Preservation of Dental Restoration Bond Strength through Interfacial Delivery of Antidegradative Agents
Stewart, Cameron 1 ; Hong, Jenny 2 ; Hatton, Benjamin 1, 3 ; Finer, Yoav 2, 3
1 Institute of Biomaterials and Biomedical Engineering ; 2 University of Toronto Faculty of Dentistry, University of Toronto ; 3 Department of Materials Science and Engineering
Human salivary and bacterial enzymes increase biodegradation of the restoration-tooth interface, and interfacial microbial proliferation and virulence, contributing to restoration failure. Antimicrobial restorative materials may reduce recurrent caries and prolong service life by limiting bacterial proliferation. Some antimicrobials affect hydrolysing enzymes, and therefore could affect the degradation of the restoration-tooth bond.
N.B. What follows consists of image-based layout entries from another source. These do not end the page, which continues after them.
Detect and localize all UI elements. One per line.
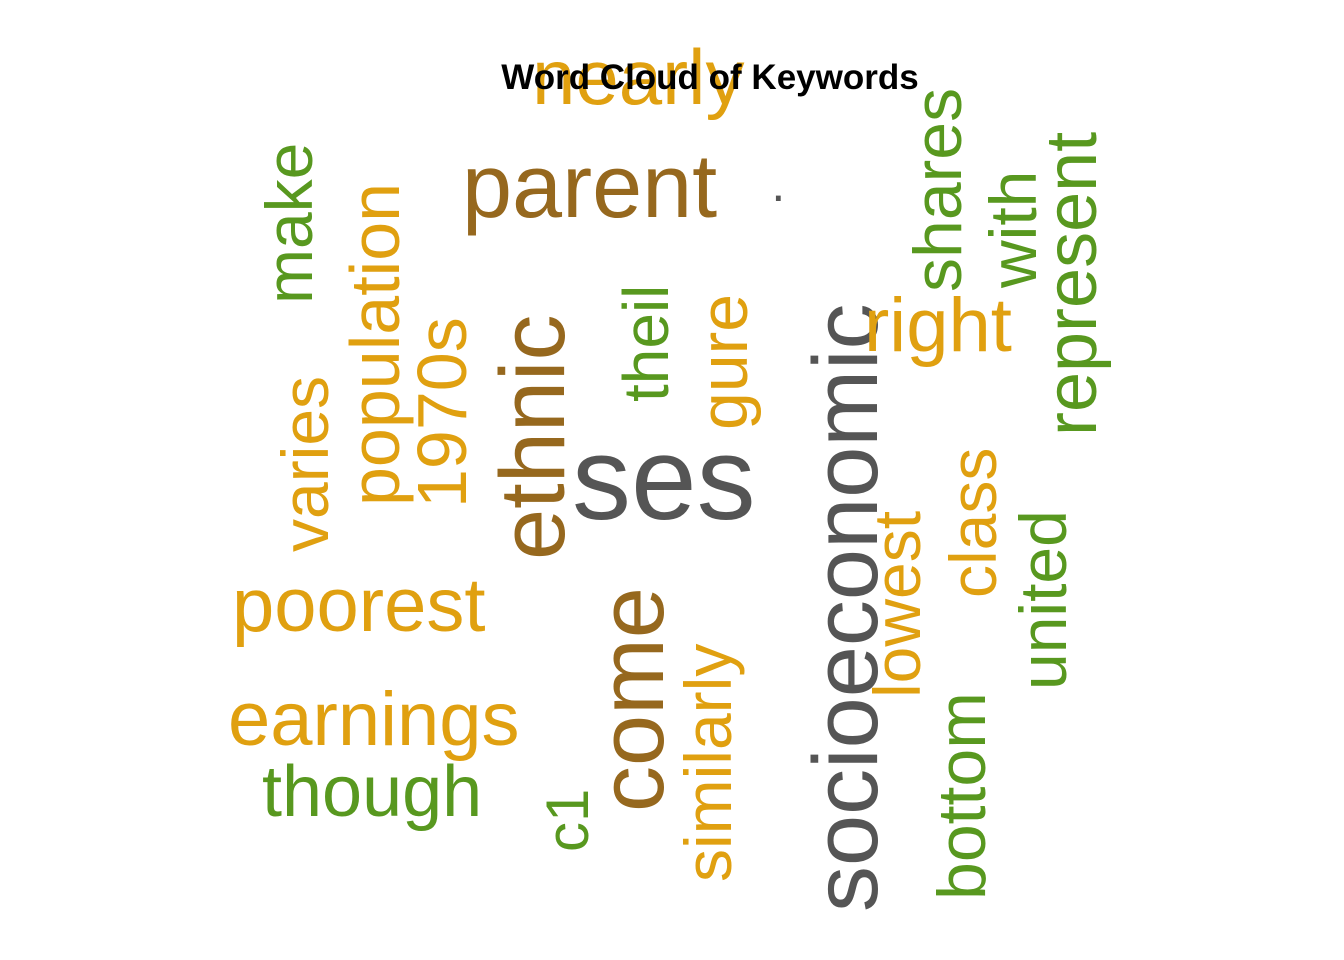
word-come: come (581, 587, 683, 812)
word-1970s: 1970s (403, 317, 481, 508)
word-right: right (864, 283, 1012, 368)
word-varies: varies (268, 375, 342, 552)
word-bottom: bottom (924, 692, 1000, 900)
word-parent: parent (462, 137, 718, 237)
word-poorest: poorest (232, 563, 486, 648)
word-class: class (936, 447, 1010, 598)
word-make: make (252, 142, 326, 304)
word-gure: gure (686, 293, 762, 430)
word-nearly: nearly (532, 33, 745, 121)
word-population: population (336, 182, 414, 506)
word-ethnic: ethnic (482, 314, 584, 561)
word-ses: ses (572, 413, 756, 545)
word-united: united (1006, 510, 1080, 690)
word-though: though (262, 752, 483, 832)
word-lowest: lowest (860, 510, 934, 698)
word-c1: c1 (534, 788, 601, 852)
word-dot: · (770, 167, 787, 223)
word-similarly: similarly (671, 643, 745, 882)
word-theil: theil (610, 284, 682, 402)
word-shares: shares (900, 87, 976, 292)
word-represent: represent (1032, 131, 1112, 436)
word-earnings: earnings (228, 677, 520, 762)
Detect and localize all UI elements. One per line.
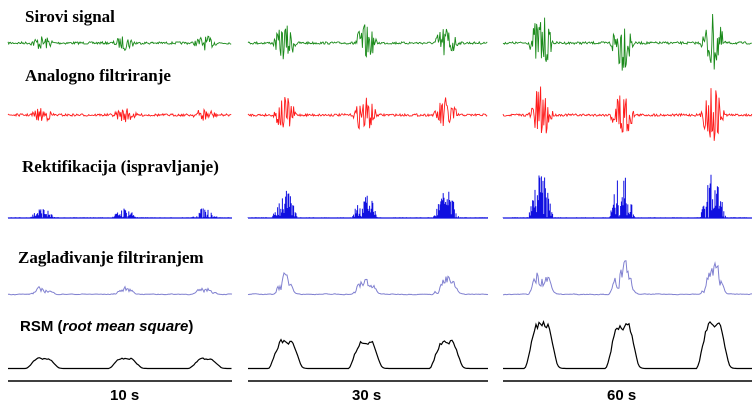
signal-trace-raw-2 [502, 13, 752, 71]
signal-trace-raw-1 [247, 24, 488, 60]
signal-trace-smooth-0 [7, 285, 233, 296]
signal-trace-analog-2 [502, 86, 753, 141]
signal-trace-analog-1 [247, 97, 488, 130]
signal-trace-rect-2 [502, 174, 752, 218]
signal-trace-rect-1 [247, 190, 488, 218]
stage-label-rsm: RSM (root mean square) [20, 318, 194, 335]
signal-trace-rsm-0 [8, 357, 232, 370]
signal-trace-smooth-2 [503, 260, 752, 296]
stage-label-analog: Analogno filtriranje [25, 66, 171, 85]
signal-trace-rsm-1 [248, 338, 488, 370]
signal-trace-smooth-1 [247, 272, 489, 296]
signal-trace-raw-0 [7, 35, 232, 52]
signal-trace-rsm-2 [503, 319, 752, 370]
time-label-60s: 60 s [607, 387, 637, 404]
stage-label-rectification: Rektifikacija (ispravljanje) [22, 157, 219, 176]
signal-trace-analog-0 [7, 108, 232, 123]
stage-label-raw: Sirovi signal [25, 7, 115, 26]
time-label-30s: 30 s [352, 387, 382, 404]
stage-label-smoothing: Zaglađivanje filtriranjem [18, 248, 204, 267]
time-label-10s: 10 s [110, 387, 140, 404]
signal-trace-rect-0 [7, 208, 232, 218]
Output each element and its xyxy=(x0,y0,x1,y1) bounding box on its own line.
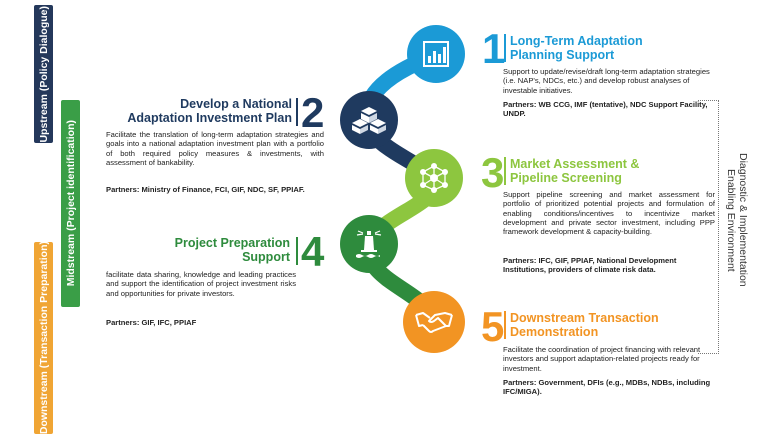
step-5-title: Downstream Transaction Demonstration xyxy=(510,311,659,339)
step-3-number: 3 xyxy=(481,149,505,196)
bar-chart-icon xyxy=(407,25,465,83)
step-3-divider xyxy=(504,157,506,185)
step-4-partners: Partners: GIF, IFC, PPIAF xyxy=(106,318,197,327)
stage-midstream: Midstream (Project identification) xyxy=(61,100,80,307)
step-2-description: Facilitate the translation of long-term … xyxy=(106,130,324,167)
step-3-partners: Partners: IFC, GIF, PPIAF, National Deve… xyxy=(503,256,677,275)
step-4-divider xyxy=(296,237,298,265)
lighthouse-icon xyxy=(340,215,398,273)
handshake-icon xyxy=(403,291,465,353)
step-1-number: 1 xyxy=(482,25,506,72)
network-icon xyxy=(405,149,463,207)
step-4-number: 4 xyxy=(301,228,325,275)
step-5-partners: Partners: Government, DFIs (e.g., MDBs, … xyxy=(503,378,711,397)
step-3-title: Market Assessment & Pipeline Screening xyxy=(510,157,640,185)
step-4-description: facilitate data sharing, knowledge and l… xyxy=(106,270,296,298)
stage-upstream: Upstream (Policy Dialogue) xyxy=(34,5,53,143)
step-5-divider xyxy=(504,311,506,339)
step-1-description: Support to update/revise/draft long-term… xyxy=(503,67,710,95)
stage-downstream: Downstream (Transaction Preparation) xyxy=(34,241,53,435)
step-1-title: Long-Term Adaptation Planning Support xyxy=(510,34,643,62)
step-2-title: Develop a National Adaptation Investment… xyxy=(127,97,292,125)
step-2-number: 2 xyxy=(301,89,325,136)
step-4-title: Project Preparation Support xyxy=(174,236,290,264)
step-3-description: Support pipeline screening and market as… xyxy=(503,190,715,237)
step-5-number: 5 xyxy=(481,303,505,350)
step-1-divider xyxy=(504,34,506,62)
step-2-partners: Partners: Ministry of Finance, FCI, GIF,… xyxy=(106,185,305,194)
enabling-environment-label: Enabling Environment Diagnostic & Implem… xyxy=(725,153,749,287)
step-2-divider xyxy=(296,98,298,126)
enabling-bracket xyxy=(698,100,719,354)
step-5-description: Facilitate the coordination of project f… xyxy=(503,345,701,373)
step-1-partners: Partners: WB CCG, IMF (tentative), NDC S… xyxy=(503,100,708,119)
stacked-boxes-icon xyxy=(340,91,398,149)
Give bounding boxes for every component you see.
Objectives: to assess long-term effects of antimicrobial release from resin adhesive on restoration-tooth bond strength, and to explore the role of inhibition of relevant degradative enzymes on this effect.
Mini short-rod specimens of resin composite (Z250, 3M) bonded to human dentin (University of Toronto ethics approval #25793) with total-etch adhesive (Scotchbond MP, 3M) as provided or with 10%w/w antimicrobial drug-templated silica particles (with octenidine dihydrochloride, OCT)(N=10/group) were made. Specimen bond fracture toughness was measured via Microtensile Tester (Bisco) at 1 mm/minute loading, as-manufactured or post-incubation in simulated human salivary esterase (SHSE) for up to 6-months (37C, pH 7.2). Activity of model and salivary, enzymes, and adsorption of model and salivary enzymes to resin adhesive, were measured with and without OCT at 0.2, 2, and 20 µg/mL.
Fracture toughness of antimicrobial restorations were preserved at the initial level and outperformed control at 6-months in SHSE (1.31±0.17 vs 0.86±0.30 MPa*m0.5). OCT inhibited model enzyme activity (-60% to -100%) and adsorption to resin adhesive (-30%). Adsorption of salivary enzymes was unaffected, but their activities were also inhibited (-46%).
The effect of the surfactant-drug OCT on enzyme activity depends on enzyme and substrate. This antimicrobial adhesive system has potential to preserve restoration bond through inhibition of enzymatic degradation and reduce adsorption of some enzymes over the adhesive, as well as prevent recurrent caries through its antimicrobial activity. This work presents a novel method for protecting dental restorations and extending service life and highlights the importance of studying materials in a realistic environment that models the challenges faced in vivo as these effects may significantly impact material performance.